Usually, subtext is the mark of a well-written film. Being able to add another layer to a narrative often makes it far more enjoyable, and moviemakers tend to keep this in mind when writing and making a movie. However, there are times when particularly terrible hidden messages seem to slip by.

It’s not always clear how. Sometimes it seems that the screenwriters simply assumed their story would be taken at face value. Other times, it seems as though the message was lost in translation. There are even occasions where the troubling subtext is only picked up on by the audience, with the filmmakers blissfully unaware of the message they’ve put out into the world.

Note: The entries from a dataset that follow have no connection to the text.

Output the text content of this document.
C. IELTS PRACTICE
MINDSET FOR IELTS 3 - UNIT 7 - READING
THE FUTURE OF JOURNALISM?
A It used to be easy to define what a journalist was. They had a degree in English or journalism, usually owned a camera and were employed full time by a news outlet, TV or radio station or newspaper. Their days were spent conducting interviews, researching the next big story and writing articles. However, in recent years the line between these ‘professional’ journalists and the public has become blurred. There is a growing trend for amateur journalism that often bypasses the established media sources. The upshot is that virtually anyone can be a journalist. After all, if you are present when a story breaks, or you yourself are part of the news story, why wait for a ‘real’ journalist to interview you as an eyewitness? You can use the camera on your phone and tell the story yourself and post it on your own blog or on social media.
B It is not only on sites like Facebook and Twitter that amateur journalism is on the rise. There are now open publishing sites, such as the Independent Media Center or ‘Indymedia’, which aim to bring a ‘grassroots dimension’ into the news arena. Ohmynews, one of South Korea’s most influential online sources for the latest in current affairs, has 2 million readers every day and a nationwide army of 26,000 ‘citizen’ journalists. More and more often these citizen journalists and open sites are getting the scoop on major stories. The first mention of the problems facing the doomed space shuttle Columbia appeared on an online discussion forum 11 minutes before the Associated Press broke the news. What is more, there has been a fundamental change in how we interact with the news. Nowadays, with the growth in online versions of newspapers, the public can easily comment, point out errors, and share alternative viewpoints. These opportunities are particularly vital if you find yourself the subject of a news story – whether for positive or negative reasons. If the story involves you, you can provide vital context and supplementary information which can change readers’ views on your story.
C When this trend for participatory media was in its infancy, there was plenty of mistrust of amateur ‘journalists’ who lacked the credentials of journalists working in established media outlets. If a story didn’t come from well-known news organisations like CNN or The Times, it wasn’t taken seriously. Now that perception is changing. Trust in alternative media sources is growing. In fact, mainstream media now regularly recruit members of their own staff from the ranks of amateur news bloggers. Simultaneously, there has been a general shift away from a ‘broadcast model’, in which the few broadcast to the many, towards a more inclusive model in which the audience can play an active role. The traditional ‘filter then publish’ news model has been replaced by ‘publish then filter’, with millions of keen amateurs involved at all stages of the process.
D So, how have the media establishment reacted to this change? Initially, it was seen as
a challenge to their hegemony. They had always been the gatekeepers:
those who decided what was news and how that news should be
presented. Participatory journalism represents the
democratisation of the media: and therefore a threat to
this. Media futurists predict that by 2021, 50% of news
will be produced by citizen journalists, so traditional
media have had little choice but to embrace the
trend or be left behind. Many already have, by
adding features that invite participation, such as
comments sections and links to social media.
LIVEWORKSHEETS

Though a negative message can be damaging to society, it wouldn’t be fair to judge these movies too harshly. After all, they were all made specifically to entertain, which they’ve all achieved to some degree. Even so, each and every one of them shared their terrible hidden messages with the world, so we’re here today to call them out on it.

8. Grease (1978)

It’s long been pointed out that musical classic Grease has a pretty problematic story. It follows greaser Danny Zuko (John Travolta) and Australian transfer student Sandy Olsson (Olivia Newton-John) as they meet and fall in love. However, they’re from two different worlds, which proves to be an obstacle to their budding romance.

We’re going to gloss over the predatory behaviors on display throughout the film by asserting that those sorts of things seemed to fly in the ’50s. However, both Danny and Sandy undergo major changes in order to make the other fall in love with them. They both attempt to change their personalities and individual styles to impress one another, acting in ways they never normally would.

This puts out the message that it’s okay to change yourself for someone you’re romantically interested in. Admittedly, it’s not exactly the most harmful subtext in the world, but it’s still awful advice for impressionable members of the audience. Even so, Grease remains a classic, despite its iffy standpoint on romance.